BP: I rode around with my dad a lot when I was a really little kid, and he always had a fishing pole and a set of dominoes. He said, “I never know when I’m going to see a place where I want to drop a line, and I never know when I’m going to meet three other guys who want to sit down and play some 42.”
After I had started working, I’m watching the CBS Evening News With Walter Cronkite, and there’s a guy on there who’s making a living doing what my dad did. It was Charles Kuralt, and I thought, “Oh, my gosh, my dad just did this for fun. That guy gets paid to do it.” It looked like all Charles Kuralt did was drive around and talk to people who were playing dominoes and fishing and stuff.
I knew I had to put my own spin on it, so I went back to Eddie Barker and said, “OK, look. You know that Charles Kuralt guy that travels all over America? We can do the very same thing except we’ll just travel all over Texas.” He let me give it a try as a one-time-only deal. I did a few features on the news, and they kind of liked them. I clearly did not know what I was doing, but I cobbled them together. The audience response was good enough that they kept saying, “All right, do another one.” Here we are at 50 years, still doing another one.
JNP: OK, honestly, the TV reporter going out on the road looking for stories like this was not a new concept. Others had programs like this. You had traction. Why do you think you resonated and the others didn’t?
BP: I was talking to people who were just like my dad. In the very beginning, somebody was coaching me along and said, “When you’re on camera, picture somebody that you love talking to.” Well, that was my dad. To this day, when I look into the barrel of the lens, I’m looking at my dad’s face.
Every time, I thought about doing something else because you don’t make any money in television news. I worked forever for two bucks an hour, but you’re having a good time. Every now and then I thought, “Well, as I get older, I got to go find a real job.” Then I would think, “But I love this so much.” It also helps when people walk up to you almost every day of your life and say, “You must have the greatest job in the world.” You start believing it when enough people say it to you.

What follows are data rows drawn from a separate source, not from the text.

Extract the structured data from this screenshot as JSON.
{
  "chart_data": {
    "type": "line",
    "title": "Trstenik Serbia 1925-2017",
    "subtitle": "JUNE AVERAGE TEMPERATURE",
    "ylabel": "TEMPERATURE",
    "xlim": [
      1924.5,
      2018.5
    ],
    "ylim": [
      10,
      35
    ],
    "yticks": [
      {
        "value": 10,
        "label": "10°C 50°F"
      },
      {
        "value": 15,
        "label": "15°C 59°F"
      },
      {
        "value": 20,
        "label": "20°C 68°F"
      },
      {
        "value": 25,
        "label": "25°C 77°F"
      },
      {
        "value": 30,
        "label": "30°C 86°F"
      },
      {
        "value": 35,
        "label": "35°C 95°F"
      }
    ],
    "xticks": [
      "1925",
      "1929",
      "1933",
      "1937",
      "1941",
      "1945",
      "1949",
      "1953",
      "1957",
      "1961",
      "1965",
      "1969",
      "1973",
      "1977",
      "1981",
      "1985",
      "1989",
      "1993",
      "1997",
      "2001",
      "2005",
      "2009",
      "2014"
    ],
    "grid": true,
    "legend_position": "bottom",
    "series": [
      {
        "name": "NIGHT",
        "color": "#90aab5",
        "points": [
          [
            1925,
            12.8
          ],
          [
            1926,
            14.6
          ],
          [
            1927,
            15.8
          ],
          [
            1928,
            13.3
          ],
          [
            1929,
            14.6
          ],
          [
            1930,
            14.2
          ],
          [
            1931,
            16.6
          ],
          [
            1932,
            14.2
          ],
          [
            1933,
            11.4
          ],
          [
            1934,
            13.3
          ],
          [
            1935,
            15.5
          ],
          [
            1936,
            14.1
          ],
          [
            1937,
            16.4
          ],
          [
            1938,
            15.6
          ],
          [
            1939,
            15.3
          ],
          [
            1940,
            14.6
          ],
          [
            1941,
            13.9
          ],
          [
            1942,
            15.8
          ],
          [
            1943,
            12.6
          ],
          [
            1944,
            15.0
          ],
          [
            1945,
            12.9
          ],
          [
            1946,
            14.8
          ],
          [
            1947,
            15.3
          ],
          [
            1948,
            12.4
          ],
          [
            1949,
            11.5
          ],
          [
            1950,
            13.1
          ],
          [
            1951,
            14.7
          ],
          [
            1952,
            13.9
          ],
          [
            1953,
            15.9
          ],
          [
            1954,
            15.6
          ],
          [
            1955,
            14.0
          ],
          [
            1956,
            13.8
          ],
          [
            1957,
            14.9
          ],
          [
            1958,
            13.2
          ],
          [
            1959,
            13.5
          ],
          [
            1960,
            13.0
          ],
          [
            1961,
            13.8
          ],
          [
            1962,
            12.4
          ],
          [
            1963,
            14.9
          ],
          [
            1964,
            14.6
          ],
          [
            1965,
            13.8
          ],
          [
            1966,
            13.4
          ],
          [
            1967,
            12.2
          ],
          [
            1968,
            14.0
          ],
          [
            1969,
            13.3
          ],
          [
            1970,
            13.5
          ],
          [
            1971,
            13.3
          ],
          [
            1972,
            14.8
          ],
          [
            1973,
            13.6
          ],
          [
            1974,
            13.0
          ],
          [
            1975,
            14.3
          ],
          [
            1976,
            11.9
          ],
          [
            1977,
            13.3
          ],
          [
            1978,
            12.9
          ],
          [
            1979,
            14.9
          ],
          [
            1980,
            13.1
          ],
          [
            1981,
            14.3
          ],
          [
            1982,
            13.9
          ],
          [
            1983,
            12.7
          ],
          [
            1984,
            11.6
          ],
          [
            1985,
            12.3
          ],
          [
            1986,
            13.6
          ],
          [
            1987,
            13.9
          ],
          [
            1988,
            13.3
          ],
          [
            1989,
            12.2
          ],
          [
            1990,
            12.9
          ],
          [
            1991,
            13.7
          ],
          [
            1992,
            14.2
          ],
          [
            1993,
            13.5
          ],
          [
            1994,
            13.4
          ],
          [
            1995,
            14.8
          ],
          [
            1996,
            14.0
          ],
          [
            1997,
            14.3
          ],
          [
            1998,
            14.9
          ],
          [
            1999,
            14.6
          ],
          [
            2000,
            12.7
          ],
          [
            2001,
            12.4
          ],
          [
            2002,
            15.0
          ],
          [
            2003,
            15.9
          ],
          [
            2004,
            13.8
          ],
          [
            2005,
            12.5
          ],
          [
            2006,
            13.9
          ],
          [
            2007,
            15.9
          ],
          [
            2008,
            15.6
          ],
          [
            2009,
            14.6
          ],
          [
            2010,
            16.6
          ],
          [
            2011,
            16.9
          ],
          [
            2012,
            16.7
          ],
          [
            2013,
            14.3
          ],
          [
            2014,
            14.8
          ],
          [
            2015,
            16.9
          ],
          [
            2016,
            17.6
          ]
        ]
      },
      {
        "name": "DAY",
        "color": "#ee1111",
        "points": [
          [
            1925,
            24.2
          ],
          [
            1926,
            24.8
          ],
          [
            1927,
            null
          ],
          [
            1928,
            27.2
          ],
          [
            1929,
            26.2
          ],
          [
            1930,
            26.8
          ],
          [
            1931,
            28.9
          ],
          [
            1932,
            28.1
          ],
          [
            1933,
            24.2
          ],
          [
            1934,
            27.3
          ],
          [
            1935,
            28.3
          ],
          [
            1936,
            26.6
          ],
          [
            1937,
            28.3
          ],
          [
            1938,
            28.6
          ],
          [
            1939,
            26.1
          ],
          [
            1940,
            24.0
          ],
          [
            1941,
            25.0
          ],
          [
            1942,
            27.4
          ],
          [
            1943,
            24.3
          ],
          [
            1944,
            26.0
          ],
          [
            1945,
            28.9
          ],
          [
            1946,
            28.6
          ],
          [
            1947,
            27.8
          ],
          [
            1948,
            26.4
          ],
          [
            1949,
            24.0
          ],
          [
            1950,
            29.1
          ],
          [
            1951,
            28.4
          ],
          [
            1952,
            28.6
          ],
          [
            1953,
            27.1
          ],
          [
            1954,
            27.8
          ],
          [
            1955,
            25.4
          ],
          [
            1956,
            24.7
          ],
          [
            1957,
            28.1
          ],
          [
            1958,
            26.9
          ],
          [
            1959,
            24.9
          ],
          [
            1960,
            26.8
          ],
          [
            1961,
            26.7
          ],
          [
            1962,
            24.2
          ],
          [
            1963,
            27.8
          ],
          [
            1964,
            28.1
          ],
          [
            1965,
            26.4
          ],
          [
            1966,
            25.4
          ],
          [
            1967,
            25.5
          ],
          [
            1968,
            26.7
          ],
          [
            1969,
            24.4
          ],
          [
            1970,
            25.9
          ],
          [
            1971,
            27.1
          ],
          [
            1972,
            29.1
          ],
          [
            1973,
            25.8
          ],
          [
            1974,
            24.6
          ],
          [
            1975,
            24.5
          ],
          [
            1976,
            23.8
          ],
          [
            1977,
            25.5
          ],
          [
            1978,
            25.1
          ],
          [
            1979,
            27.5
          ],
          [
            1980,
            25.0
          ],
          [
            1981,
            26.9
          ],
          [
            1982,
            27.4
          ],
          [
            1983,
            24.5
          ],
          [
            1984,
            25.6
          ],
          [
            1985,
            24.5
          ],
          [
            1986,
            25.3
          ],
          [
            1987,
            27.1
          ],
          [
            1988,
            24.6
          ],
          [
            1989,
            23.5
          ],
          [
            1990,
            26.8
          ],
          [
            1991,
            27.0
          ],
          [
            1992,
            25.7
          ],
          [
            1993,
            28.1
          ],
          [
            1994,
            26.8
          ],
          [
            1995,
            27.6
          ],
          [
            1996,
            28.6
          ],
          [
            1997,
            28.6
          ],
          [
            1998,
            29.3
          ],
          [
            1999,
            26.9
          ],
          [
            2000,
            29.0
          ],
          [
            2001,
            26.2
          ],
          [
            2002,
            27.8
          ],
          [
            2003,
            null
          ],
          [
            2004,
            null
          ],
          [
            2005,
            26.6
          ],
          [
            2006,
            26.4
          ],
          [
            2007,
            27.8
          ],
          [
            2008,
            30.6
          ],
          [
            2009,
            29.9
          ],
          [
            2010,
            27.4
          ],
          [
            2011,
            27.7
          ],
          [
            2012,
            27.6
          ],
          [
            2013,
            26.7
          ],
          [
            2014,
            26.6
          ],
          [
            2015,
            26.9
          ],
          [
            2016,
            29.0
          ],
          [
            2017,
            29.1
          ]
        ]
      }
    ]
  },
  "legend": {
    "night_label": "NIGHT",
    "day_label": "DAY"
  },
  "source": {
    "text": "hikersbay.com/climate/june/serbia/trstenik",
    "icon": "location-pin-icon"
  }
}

Kelli Phillips: I also think it has something to do with the fact that when we go on stories, we don’t have a preconceived idea of what this story is going to be. We honestly go in there with no questions in advance. We just sit down and talk with these people, and we develop a relationship. You see that transpire on the air.

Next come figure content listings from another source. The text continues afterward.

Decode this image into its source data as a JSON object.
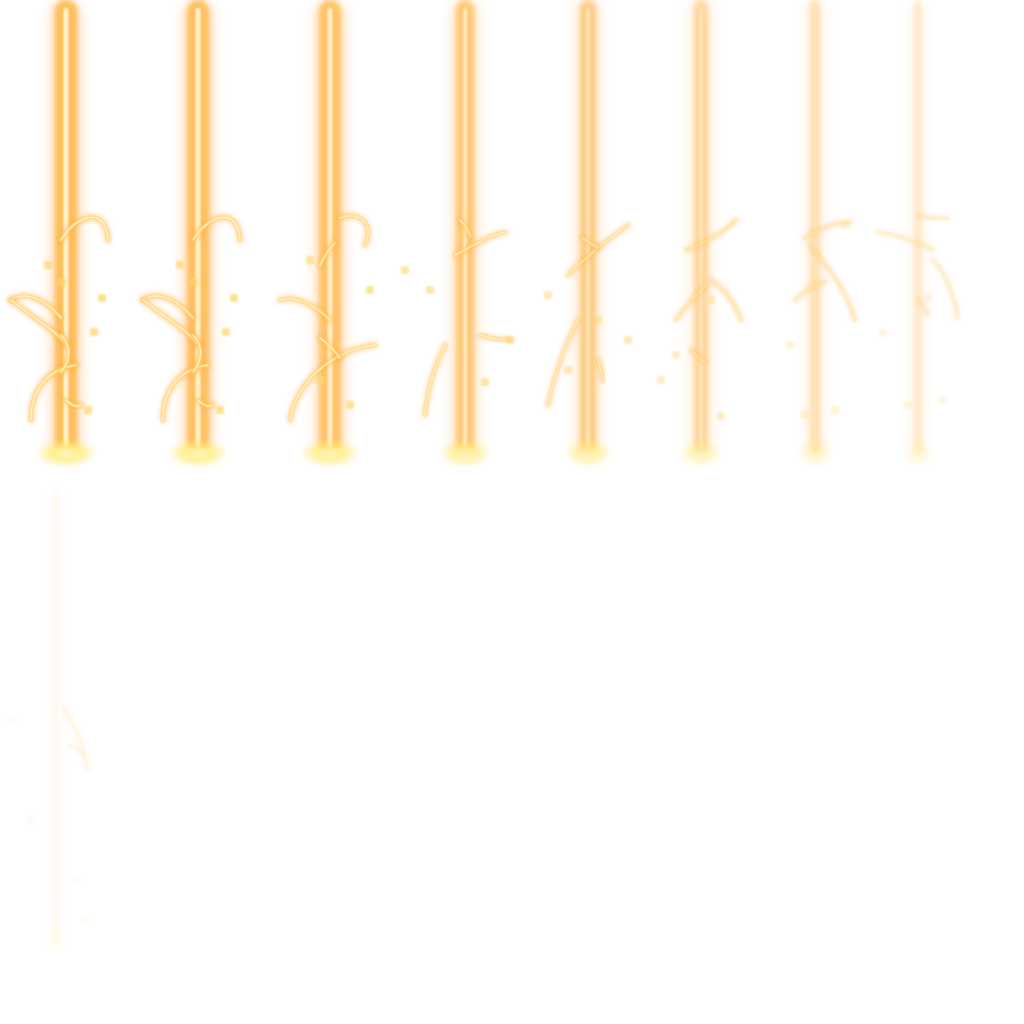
{
  "sprite_sheet": {
    "description_type": "vfx-frames",
    "frame_count": 9,
    "frames": [
      {
        "index": 1,
        "intensity": 1.0
      },
      {
        "index": 2,
        "intensity": 0.95
      },
      {
        "index": 3,
        "intensity": 0.88
      },
      {
        "index": 4,
        "intensity": 0.78
      },
      {
        "index": 5,
        "intensity": 0.68
      },
      {
        "index": 6,
        "intensity": 0.52
      },
      {
        "index": 7,
        "intensity": 0.4
      },
      {
        "index": 8,
        "intensity": 0.28
      },
      {
        "index": 9,
        "intensity": 0.12
      }
    ],
    "colors": {
      "background": "#ffffff",
      "beam_core": "#fff6d8",
      "beam_mid": "#ffb84a",
      "beam_outer": "#ff9a2e",
      "spark": "#ffd66b",
      "glow": "#ffe98a"
    }
  }
}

BP: Yeah, she’s right. I’ve never gone in with a list of questions for people. Frankly, I don’t even think much about it ahead of time. We just sit down and have one of those, “Hey, how’s it going?” chats and try to take people on a little journey to get them to tell us their life story and to forget there’s cameras.

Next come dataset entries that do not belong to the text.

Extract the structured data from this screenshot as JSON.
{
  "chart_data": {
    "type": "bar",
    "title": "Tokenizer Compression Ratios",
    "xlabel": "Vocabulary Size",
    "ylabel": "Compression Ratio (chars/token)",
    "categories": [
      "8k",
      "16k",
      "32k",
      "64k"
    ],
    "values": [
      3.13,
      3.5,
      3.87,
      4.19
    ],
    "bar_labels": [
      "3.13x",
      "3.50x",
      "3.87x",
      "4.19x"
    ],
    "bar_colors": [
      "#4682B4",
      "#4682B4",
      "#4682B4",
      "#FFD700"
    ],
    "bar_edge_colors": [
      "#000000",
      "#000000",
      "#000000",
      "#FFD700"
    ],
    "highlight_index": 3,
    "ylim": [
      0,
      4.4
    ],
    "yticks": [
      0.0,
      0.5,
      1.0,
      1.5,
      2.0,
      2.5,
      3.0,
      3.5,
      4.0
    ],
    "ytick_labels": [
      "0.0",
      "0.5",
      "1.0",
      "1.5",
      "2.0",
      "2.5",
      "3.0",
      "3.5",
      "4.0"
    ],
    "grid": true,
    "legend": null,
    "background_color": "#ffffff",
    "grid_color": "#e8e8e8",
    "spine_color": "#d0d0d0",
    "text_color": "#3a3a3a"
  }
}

KP: And most of the time, they do.
BP: Yeah, for some reason, that’s something we were pretty successful at. If you’ve got one of those huge crews like some shows do now, they’ve got a crew of 40 or 50 people on the set shooting these things. I always think, “How do they get anything done?” We go out with two or three or maybe four people, max, and the camera kind of disappears.
JNP: Bob, on that hike up Lost Mine Trail, I remember I’d gotten in hot water with Mike Levy, the publisher at Texas Monthly, and that eventually led to my departure from the magazine. But you actually had the most comforting words at the time when you said getting fired from Channel 4 was the best thing that ever happened to you.
BP: Well, yeah, it was because that’s what propelled us. That made me. I’d done that show for 14 years. They didn’t actually fire me; they just canceled my show. But it was like being fired because I wasn’t going to stay there if they weren’t going to let me do my show. That made me pull my britches up and say, “OK, you’ve got to do something about this,” and that’s when we syndicated the show all over the state and when I started producing it myself instead of through a television station. The show had been popular in Dallas-Fort Worth, but then it …
BP: Exploded all over the state. That was a good thing.